Right there, in Smith’s interpretation of his task, we have a reason why SCOs will produce different results for identical strings.
I find Smith’s thinking baffling for a couple of reasons.
First, “a consumer would quickly realize that a .cam website is likely associated with photography” seems to ignore the existence of a bazillion .com web sites that are also associated with photography.
When did “commercial entities” and “photography or camera use” become mutually exclusive? Is photographyblog.com not confusingly similar to photographyblog.cam?
Second, he ignores the fact that basically anyone will be able to register a .cam web site for basically any purpose. None of the applicants want to restrict the gTLD to camera-related stuff.
ICDR panelist Laeuchli, in the Demand Media .cam case, raised this precise point, saying:
“.com” and “.cam” would use the same channels appealing to a broad audience. Even though according to Applicant, its envisioned TLD will “likely appeal” to a specific audience, it plans to operate “.cam” as an open gTLD. This would lead to extensive overlap.
Panelist Smith has some other notions about confusion that seem to defy common sense. He wrote in the AC Webconnecting case:
The .com TLD is the most widely recognized string in the Internet world. No reasonable Internet user would fail to recognize the .com TLD. The very reputation of the .com name serves to limit the potential for an average Internet user to be confused by the proposed .cam TLD. It is indeed unlikely that an online consumer would confuse a .com website with a .cam website.
Does this not strike anyone else as bad thinking?
It seems to me to be a little like saying that it’s perfectly okay to market a brand of carbonated beverage called Cuke, because Coke is so famous that nobody could possibly be confused. I don’t know where the law stands on that issue, but I’m pretty sure Coke wouldn’t be happy about it.
There’s also some weirdness in Laeuchli’s decision in the Demand case.
He puts some weight on the similarity scores produced by the controversial Sword algorithm in his decision, but apparently without doing even the basic research. He writes in his findings:
No matter what the standards and purpose the ICANN SWORD algorithm includes, it has comparative value.
Since pairs such as “God” and “dog” (85%) reach similarity scores of 84% and higher, how much more similar would “cxm” and “cxm” be (x being replaced with a vowel)!
The answer is that, according to Sword, they’re less similar. Sword scores “cam” v “com” at 63%.
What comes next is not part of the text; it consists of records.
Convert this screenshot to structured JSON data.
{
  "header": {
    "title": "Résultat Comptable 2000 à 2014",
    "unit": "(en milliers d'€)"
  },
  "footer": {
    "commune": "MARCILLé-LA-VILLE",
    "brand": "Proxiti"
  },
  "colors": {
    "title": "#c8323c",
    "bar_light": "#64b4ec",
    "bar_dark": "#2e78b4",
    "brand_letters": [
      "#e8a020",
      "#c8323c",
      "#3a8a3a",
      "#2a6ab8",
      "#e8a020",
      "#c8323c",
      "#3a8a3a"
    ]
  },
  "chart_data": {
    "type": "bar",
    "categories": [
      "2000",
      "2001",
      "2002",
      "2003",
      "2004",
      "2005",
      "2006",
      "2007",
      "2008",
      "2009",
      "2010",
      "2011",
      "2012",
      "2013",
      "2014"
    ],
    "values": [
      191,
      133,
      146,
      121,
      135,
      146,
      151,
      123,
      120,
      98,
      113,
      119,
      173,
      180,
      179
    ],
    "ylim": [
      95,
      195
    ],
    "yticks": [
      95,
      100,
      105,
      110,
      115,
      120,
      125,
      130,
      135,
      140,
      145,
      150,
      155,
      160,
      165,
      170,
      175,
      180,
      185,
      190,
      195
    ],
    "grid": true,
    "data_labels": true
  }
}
Laeuchli knows it’s 63%, because he makes reference to that fact in his summary of Verisign’s evidence. He doesn’t need to speculate about the number based on what “god” v “dog” scores (and if he did the “dog” v “god” query himself, why on earth didn’t he just query “com” v “cam” too?)
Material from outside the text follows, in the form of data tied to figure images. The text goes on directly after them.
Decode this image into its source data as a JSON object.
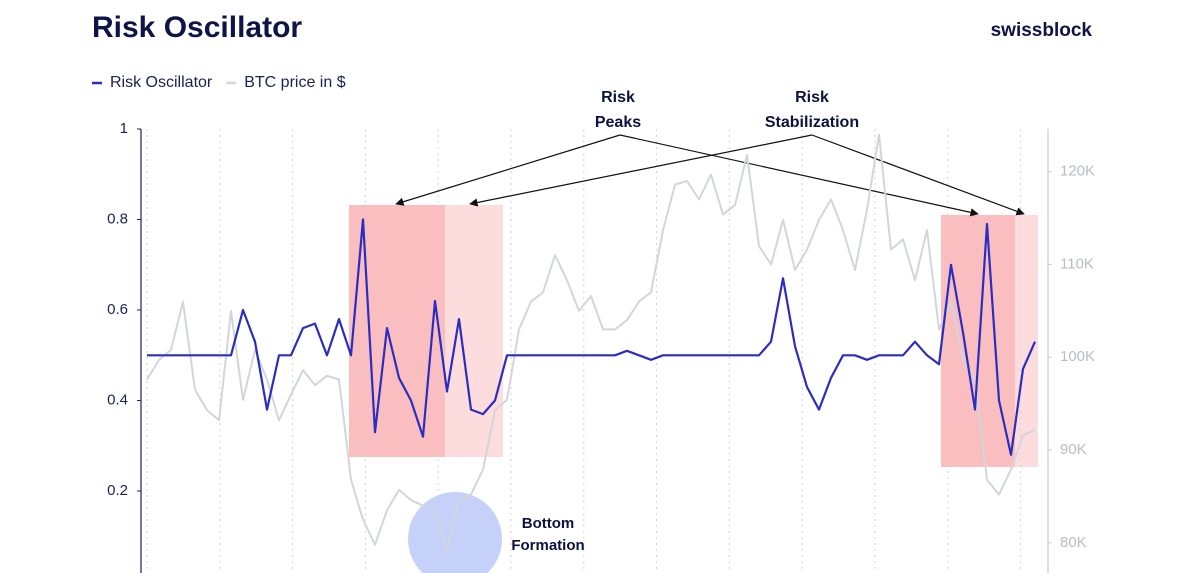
{
  "chart_data": {
    "type": "line",
    "title": "Risk Oscillator",
    "logo": "swissblock",
    "categories": [
      null,
      null,
      null,
      null,
      null,
      null,
      null,
      null,
      null,
      null,
      null,
      null,
      null,
      null,
      null,
      null,
      null,
      null,
      null,
      null,
      null,
      null,
      null,
      null,
      null,
      null,
      null,
      null,
      null,
      null,
      null,
      null,
      null,
      null,
      null,
      null,
      null,
      null,
      null,
      null,
      null,
      null,
      null,
      null,
      null,
      null,
      null,
      null,
      null,
      null,
      null,
      null,
      null,
      null,
      null,
      null,
      null,
      null,
      null,
      null,
      null,
      null,
      null,
      null,
      null,
      null,
      null,
      null,
      null,
      null,
      null,
      null,
      null,
      null,
      null
    ],
    "series": [
      {
        "name": "Risk Oscillator",
        "color": "#2b2dbf",
        "axis": "y",
        "values": [
          0.5,
          0.5,
          0.5,
          0.5,
          0.5,
          0.5,
          0.5,
          0.5,
          0.6,
          0.53,
          0.38,
          0.5,
          0.5,
          0.56,
          0.57,
          0.5,
          0.58,
          0.5,
          0.8,
          0.33,
          0.56,
          0.45,
          0.4,
          0.32,
          0.62,
          0.42,
          0.58,
          0.38,
          0.37,
          0.4,
          0.5,
          0.5,
          0.5,
          0.5,
          0.5,
          0.5,
          0.5,
          0.5,
          0.5,
          0.5,
          0.51,
          0.5,
          0.49,
          0.5,
          0.5,
          0.5,
          0.5,
          0.5,
          0.5,
          0.5,
          0.5,
          0.5,
          0.53,
          0.67,
          0.52,
          0.43,
          0.38,
          0.45,
          0.5,
          0.5,
          0.49,
          0.5,
          0.5,
          0.5,
          0.53,
          0.5,
          0.48,
          0.7,
          0.55,
          0.38,
          0.79,
          0.4,
          0.28,
          0.47,
          0.53
        ]
      },
      {
        "name": "BTC price in $",
        "color": "#d3d5dd",
        "axis": "y2",
        "values": [
          97600,
          99700,
          100800,
          106000,
          96500,
          94300,
          93200,
          105000,
          95400,
          100800,
          97600,
          93200,
          96000,
          98600,
          97000,
          98000,
          97600,
          86800,
          82500,
          79800,
          83500,
          85700,
          84600,
          84000,
          83500,
          79200,
          84600,
          85200,
          87900,
          94300,
          95400,
          103000,
          106000,
          107000,
          111000,
          108300,
          105000,
          106600,
          103000,
          103000,
          104000,
          106000,
          107000,
          113700,
          118600,
          119000,
          117000,
          119700,
          115400,
          116400,
          121800,
          112000,
          110000,
          114800,
          109400,
          111600,
          114800,
          117000,
          113700,
          109400,
          115900,
          124000,
          111600,
          112700,
          108300,
          113700,
          103000,
          106000,
          99700,
          97600,
          86800,
          85200,
          87900,
          91600,
          92200
        ]
      }
    ],
    "ylim": [
      0.02,
      1
    ],
    "yticks": [
      0.2,
      0.4,
      0.6,
      0.8,
      1
    ],
    "y2lim": [
      76800,
      124600
    ],
    "y2ticks": [
      {
        "value": 80000,
        "label": "80K"
      },
      {
        "value": 90000,
        "label": "90K"
      },
      {
        "value": 100000,
        "label": "100K"
      },
      {
        "value": 110000,
        "label": "110K"
      },
      {
        "value": 120000,
        "label": "120K"
      }
    ],
    "annotations": [
      {
        "lines": [
          "Risk",
          "Peaks"
        ]
      },
      {
        "lines": [
          "Risk",
          "Stabilization"
        ]
      },
      {
        "lines": [
          "Bottom",
          "Formation"
        ]
      }
    ]
  }
}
His finding that .cam and .com will cause probable confusion seems to be based largely on expert witness testimony provided by both Verisign and Demand, in which he found Verisign’s more persuasive.
This evidence seems to have largely comprised the opinions of linguists, examining mouth shapes and acoustic frequencies, and market research looking into internet user behavior. As none of it has been published, it’s difficult to judge which side had the better arguments.
But it’s undeniably about the similarity of the strings, rather than the proposed usage, which makes Demand Media’s statement today — that SCOs “are meant to be applicant agnostic and have nothing to do with the registration or use of the new gTLD” — quite confusing.
Demand lost its case based on the string similarity, whereas the other two applicants won theirs based on the usage.
Perhaps Demand senses that its .cam application will not be immediately rejected if ICANN reopens the debate about string similarity. If think it’s probably correct.